Le gel est souvent accompagné d'une hygrométrie faible... c'est à dire, d'une
atmosphère peu chargée en humidité.
C'est excellent pour les bronches de vos chevaux ; laissez-les dehors pendant la journée.
Le soleil est souvent présent lors de fortes gelées et cette lumière, pendant les courtes
journées d'hiver, est bénéfique.


Se protéger du gel à l'écurie

A l'écurie, le principal risque réside dans le gel des canalisations d'eau.
L'eau, en se solidifiant, augmente de volume et fait éclater les canalisations.
Au moment du dégel, vous risquez de découvrir des fuites dans toute l'écurie !
Pour évitez ce problème, protéger vos tuyaux par des matériaux isolants,
mais ce système est inefficace si la température descend au-dessous de -3 ou -4°C.
La solution est : lorsque la météo annonce des gelées importantes, fermez le robinet d'arrivée et purgez les canalisations ou ouvrant tous les robinets en aval.
Les abreuvoirs automatiques comportent en principe de petits robinets de purge.
Il vous faudra, en attendant, abreuver les chevaux au seau.


Au pré

Le gel est un phénomène naturel que les chevaux supportent très bien à condition que leur propriétaire prenne quelques précautions.

1. Déferrez car.. le fer se rétracte quand il gèle fort.
Un cheval ferré sur un sol glissant ne tient plus sur ses jambes.
Le fer, bon conducteur du froid, glace le pied.

2. Nourrissez plus que d'habitude. La lutte contre le froid entraîne une grande dépense d'énergie.
Donnez du foin à volonté et complétez, si nécessaire, avec des granulés ou des céréales.

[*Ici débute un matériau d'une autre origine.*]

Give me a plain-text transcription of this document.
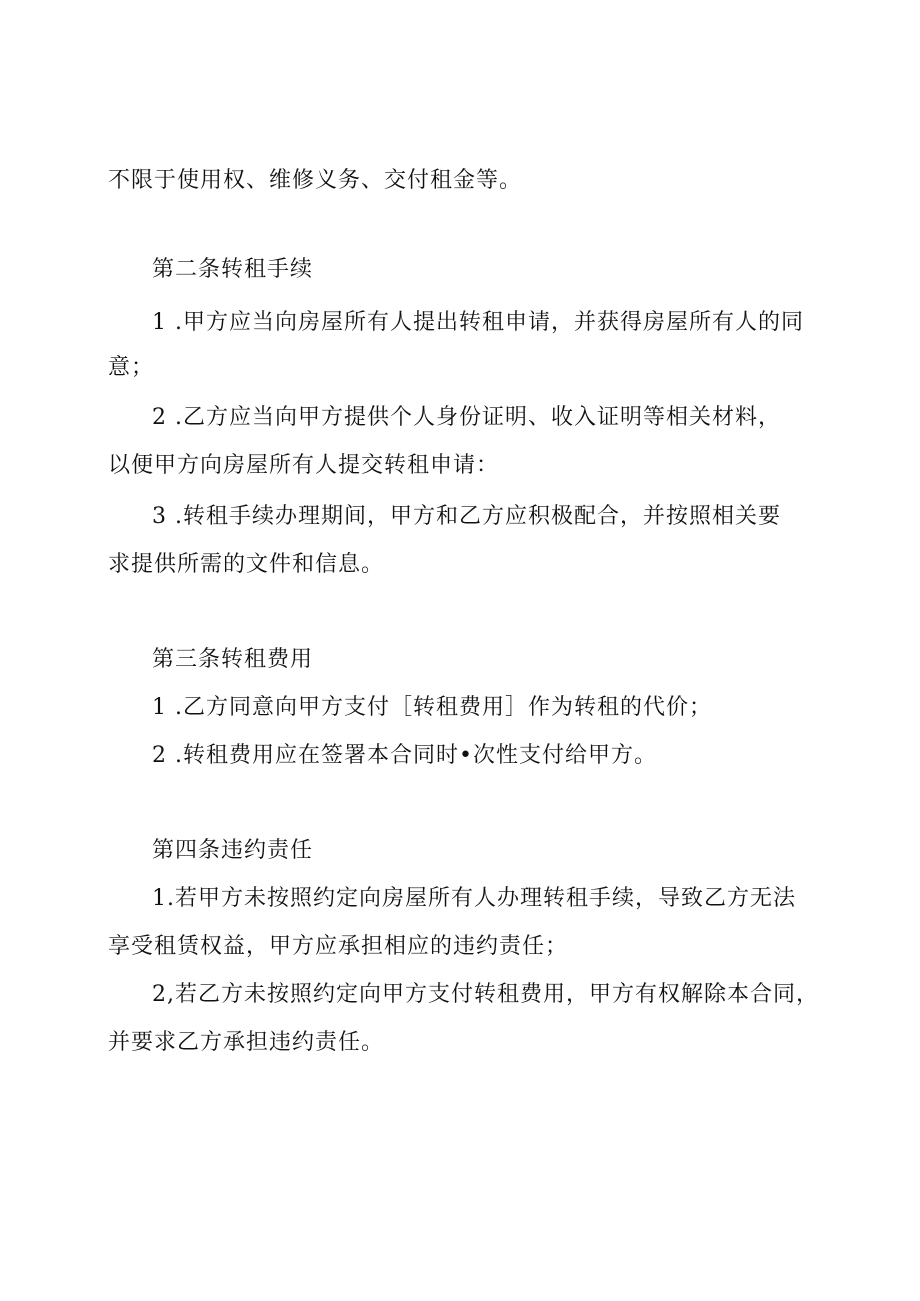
不限于使用权、维修义务、交付租金等。
第二条转租手续
1 .甲方应当向房屋所有人提出转租申请，并获得房屋所有人的同
意；
2 .乙方应当向甲方提供个人身份证明、收入证明等相关材料，
以便甲方向房屋所有人提交转租申请：
3 .转租手续办理期间，甲方和乙方应积极配合，并按照相关要
求提供所需的文件和信息。
第三条转租费用
1 .乙方同意向甲方支付［转租费用］作为转租的代价；
2 .转租费用应在签署本合同时•次性支付给甲方。
第四条违约责任
1.若甲方未按照约定向房屋所有人办理转租手续，导致乙方无法
享受租赁权益，甲方应承担相应的违约责任；
2,若乙方未按照约定向甲方支付转租费用，甲方有权解除本合同，
并要求乙方承担违约责任。
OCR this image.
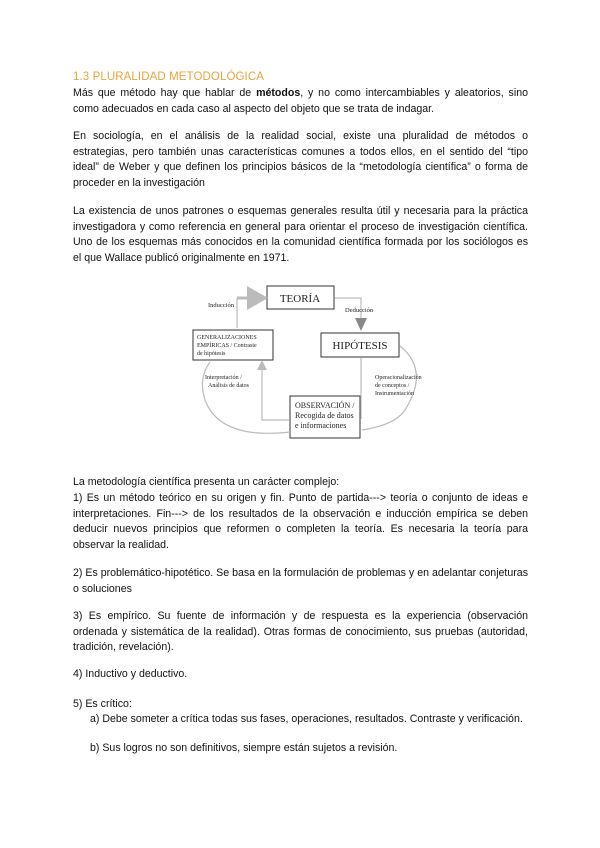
1.3 PLURALIDAD METODOLÓGICA
Más que método hay que hablar de métodos, y no como intercambiables y aleatorios, sino como adecuados en cada caso al aspecto del objeto que se trata de indagar.
En sociología, en el análisis de la realidad social, existe una pluralidad de métodos o estrategias, pero también unas características comunes a todos ellos, en el sentido del “tipo ideal” de Weber y que definen los principios básicos de la “metodología científica” o forma de proceder en la investigación
La existencia de unos patrones o esquemas generales resulta útil y necesaria para la práctica investigadora y como referencia en general para orientar el proceso de investigación científica. Uno de los esquemas más conocidos en la comunidad científica formada por los sociólogos es el que Wallace publicó originalmente en 1971.
TEORÍA
HIPÓTESIS
GENERALIZACIONES
EMPÍRICAS / Contraste
de hipótesis
OBSERVACIÓN /
Recogida de datos
e informaciones
Inducción
Deducción
Interpretación /
Análisis de datos
Operacionalización
de conceptos /
Instrumentación
La metodología científica presenta un carácter complejo:
1) Es un método teórico en su origen y fin. Punto de partida---> teoría o conjunto de ideas e interpretaciones. Fin---> de los resultados de la observación e inducción empírica se deben deducir nuevos principios que reformen o completen la teoría. Es necesaria la teoría para observar la realidad.
2) Es problemático-hipotético. Se basa en la formulación de problemas y en adelantar conjeturas o soluciones
3) Es empírico. Su fuente de información y de respuesta es la experiencia (observación ordenada y sistemática de la realidad). Otras formas de conocimiento, sus pruebas (autoridad, tradición, revelación).
4) Inductivo y deductivo.
5) Es crítico:
a) Debe someter a crítica todas sus fases, operaciones, resultados. Contraste y verificación.
b) Sus logros no son definitivos, siempre están sujetos a revisión.
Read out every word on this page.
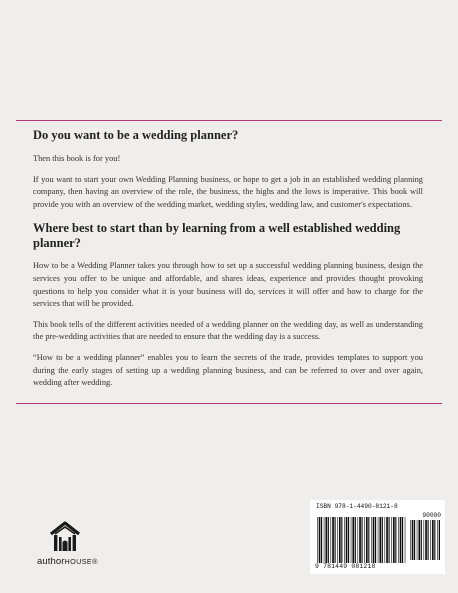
Do you want to be a wedding planner?
Then this book is for you!
If you want to start your own Wedding Planning business, or hope to get a job in an established wedding planning company, then having an overview of the role, the business, the highs and the lows is imperative. This book will provide you with an overview of the wedding market, wedding styles, wedding law, and customer's expectations.
Where best to start than by learning from a well established wedding planner?
How to be a Wedding Planner takes you through how to set up a successful wedding planning business, design the services you offer to be unique and affordable, and shares ideas, experience and provides thought provoking questions to help you consider what it is your business will do, services it will offer and how to charge for the services that will be provided.
This book tells of the different activities needed of a wedding planner on the wedding day, as well as understanding the pre-wedding activities that are needed to ensure that the wedding day is a success.
“How to be a wedding planner” enables you to learn the secrets of the trade, provides templates to support you during the early stages of setting up a wedding planning business, and can be referred to over and over again, wedding after wedding.
authorHOUSE®
ISBN 978-1-4490-8121-8
90000
9 781449 081218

3. Allez chaque jour casser la glace ou verser un peu d'eau bouillante dans le bac matin et soir.
Les chevaux ne dorment pas spécialement la nuit. Il faut que les chevaux aient le temps
de boire avant que la glace ne se reforme.

4. Pensez, dès la fin de l'été, à favoriser la pousse du poil.
C'est la durée des jours et la température qui déclenchent cette pousse, pour que le poil soit
adapté au froid hivernal, le cheval doit vivre dehors pendant l'automne.

5. Si le temps est à la fois froid et humide ou si un vent glacial se met à souffler, rentrez les chevaux au box. On peut les laisser au pré à condition qu'ils aient un bon abri, que la litière soit épaissee, propre et sèche et qu'on leur donne du foin en abondance.

Les chevaux habitués à vivre en extérieur ont conservé un instinct de survie très développé.
Ils savent casser la glace pour accéder à l'eau qu'elle recouvre, gratter la neige ou
le givre pour trouver de l'herbe.

Au Canada, certains chevaux vivent dehors par - 40°C.
Foin à volonté et approvisionnement régulier en eau leur permettent d'affronter
les rigueurs de l'hiver. Il faut bien sûr, qu'ils disposent d'un abri naturel ou construit sous lequel
ils puissent se mettre au sec et à l'abri du vent.